曲とそれをビジュアル化した映像っていう組み合わせの「良い曲、良い映像だったな」以上の、「良い時間過ごしたな」っていう体験を生み出せるMVにめちゃくちゃ憧れます。
――作品の枠を超えて衝撃を与えてくれるものを、ぬヴェントスさんは目指していらっしゃるように感じました。
そうですね。あと、Hurray!のぽぷりかさんも大好きで、作り手としての姿勢も尊敬しています。
Diretor /ぽぷりか:ヨルシカ - 雨とカプチーノ(Official Video)
ぽぷりかさんは毎回読み切り作品を作っているかのように、キャラクター、物語、そして丁寧な感情描写があり、気持ちいい音ハメと構成で「良い体験」を生み出していて本当にすごいなと思っています。
どんなジャンル、どんな尺だろうと「物語を読んだ」感覚が残ります。僕自身、キャラクターを使った映像作りにも興味はあるのですが、まだ基礎的な力が足りないと感じています。
技術として磨きたいのは文字の動かし方の部分なので、あとはどういう映像を作りたいか次第で手法を変えつつ、それに応じたスキルを磨いていきたいですね。
――これから更に面白いものが出てくるかもしれないということですね。すごく楽しみです!MV以外の映像ジャンルはどうでしょうか?
これまでに商品PRのCMを作らせていただいたことは何度かあるのですが、今後はブランディングにかかわるCMに携わってみたいです。
商品PRの映像もさまざまなアプローチはあると思うのですが、極論で言えばゴールはその商品を買ってもらうことだと思っています。それはそれで大変難しく面白い仕事なのですが、目標設定から一緒に考えるような機会があったらおもしろそうだなと思いますね。

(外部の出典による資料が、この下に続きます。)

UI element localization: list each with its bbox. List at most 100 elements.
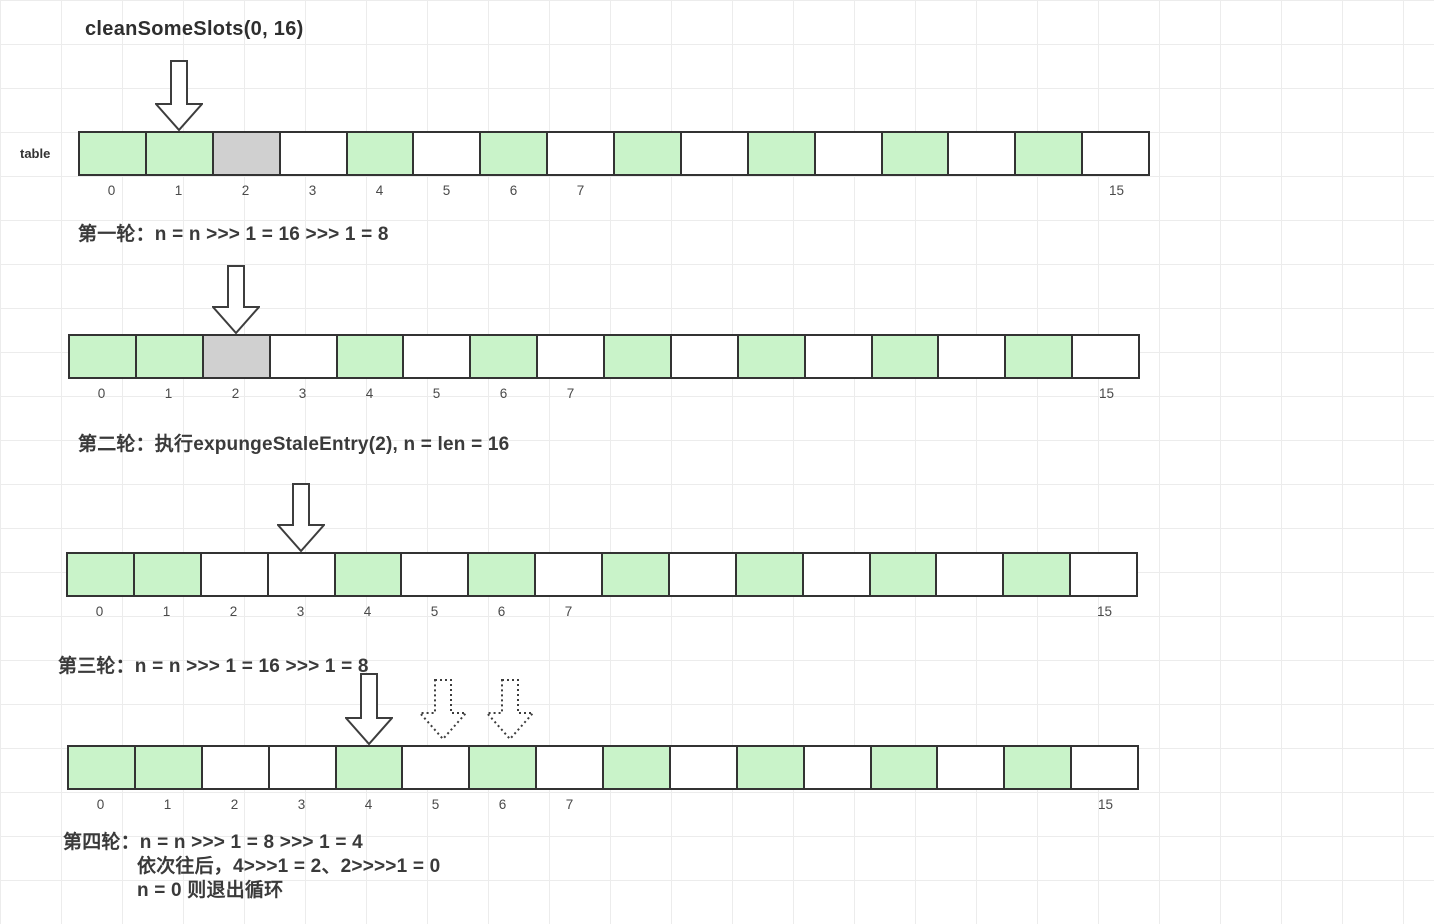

MVではいつも、「見終わったあとどういう感想を持ってほしいのか」をまず考えるので、CMでもそういう考え方で作ってみたいなと思います。
――最後に、この記事の読者の方へ、メッセージをお願いします。
恐らく、この記事を読んでくださるのは比較的に若い方たちなのかなと思うのですが、僕から1つアドバイスができるとすれば、「好きなものをアップデートしていってください」ということです。
『ばらかもん』という漫画の中に僕のすごく好きなシーンがあるんですよ。
「ばらかもん|ガンガンONLINE」よりスクリーンショットで引用。
主人公のお父さんが有名な書道家で、あるとき仕事の依頼で字を書いたものの、納得がいかなくて書き直したいと考えるんですね。
でもその仕事の担当者に「これでいきましょう。十分良いじゃないですか」と言われて、お父さんは「この字が良いと見えるなら、君の天井はそこだ」と言い放つんです。
自分が好きだと思うものをアップデートしてかないと、自分の限界もそこになってしまうので、どんどん好きなものの幅を広げてほしいなと思います。
もう1つ漫画絡みですが、『ハイキュー!!』の中で僕が映像の仕事訓にしている言葉があります。
「ハイキュー.com」よりスクリーンショットで引用。
主人公のいるチームが日本で2位のチームと戦うんですけど、そのチームは日本2位なのにマインドがめちゃくちゃ挑戦者で、「日本一にもなってない俺たちが、昨日を守って明日何になる」というスタンスなんです。
そのチームの監督が「一つでもいいから、今日、何か挑戦しろ」と言っていて、もう僕としては「過去の作品を守って何になる!」というマインドですよ。手の慣れで作ることのないよう、考えてチャレンジすることをずっと続けていくと思います。